Was man heute Alt-68iger schimpft, prägte damals zwar eine Epoche (Pariser Unruhen, Anti-Vietnam-Demonstrationen, Zürcher Krawalle etc.) und gab ihr den Namen, nicht aber die darauf folgende Entwicklung. Denn Krawalle sind zwar laut und lösen Empörung aus, wurden aber nur von einer Minderheit getragen. Das war damals so und ist es heute. Die Mehrheit folgte ein Jahrzehnt später dem Ruf der Deregulierung (interessanterweise auch als Befreiung deklariert), deren „Früchte“ wir nun ernten. Die Ikonen dieser Zeit heissen Reagan und Thatcher und sie haben den folgenden Jahrzehnten – bis heute – den Stempel aufgedrückt. Die Sorbonne- und Berkleystudenten machten derweil Karrieren, andere flüchteten sich in kulturelle Nischen, stürzten ab oder gründeten Firmen und wurden Milliardäre. Wir bastelten an unsere Karriere, waren mit Geldverdienen beschäftigt und legten die einstigen Überzeugungen, wie alte Kleider ab. Wir genossen den Wohlstand und mutierten zu Stützen der Gesellschaft. Die Klimajugend nennt uns die „Boomer“. Etwas ungerecht zwar, weil, was können wir dafür, dass wir so zahlreich in den Nachkriegsjahren gezeugt wurden, aber eben auch Ausdruck davon, dass wir zu den Satten gehören, die sich im System eingerichtet haben.
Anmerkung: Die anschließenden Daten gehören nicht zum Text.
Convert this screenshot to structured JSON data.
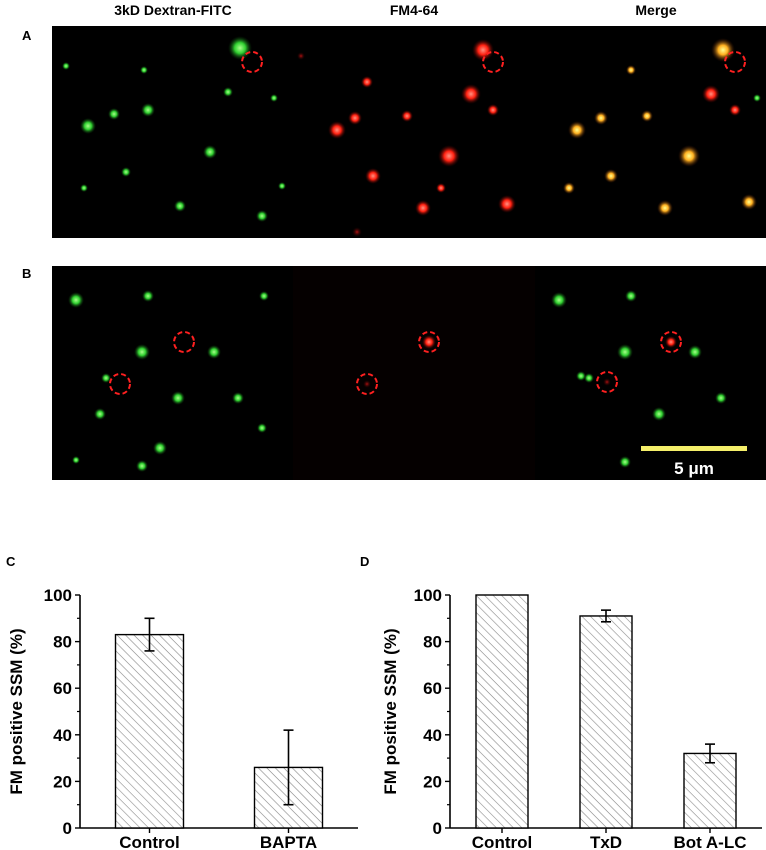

Da wir in der Zwischenzeit fast alle pensioniert sind und über viel Zeit und Wissen verfügen, wäre es an der Zeit sich unserer Wurzeln zu besinnen und die Jugend in ihrem Kampf gegen die kommenden Krisen – die allesamt Systemkrisen sind – zu untersützen. Ein verwegener Anspruch, da sich viele von uns weit von den damaligen Idealen entfernt haben. Jene aber, die zwischen den damals falschen Vorbildern und dem Ideal einer gerechten Gesellschaft unterscheiden können, sollten es tun – das ist mein Appell. Zumindest das, sind wir unserer Nachfolgegeneration schuldig. Nicht weil wir Schuld auf uns geladen haben, sondern weil es die (logische) Fortsetzung unseres damaligen Aufbruchs ist. Alt 68iger ist man nicht, weil man damals auf den Strassen mitmarschierte, sondern weil man sich für ein Ideal einsetzt – damals wie heute.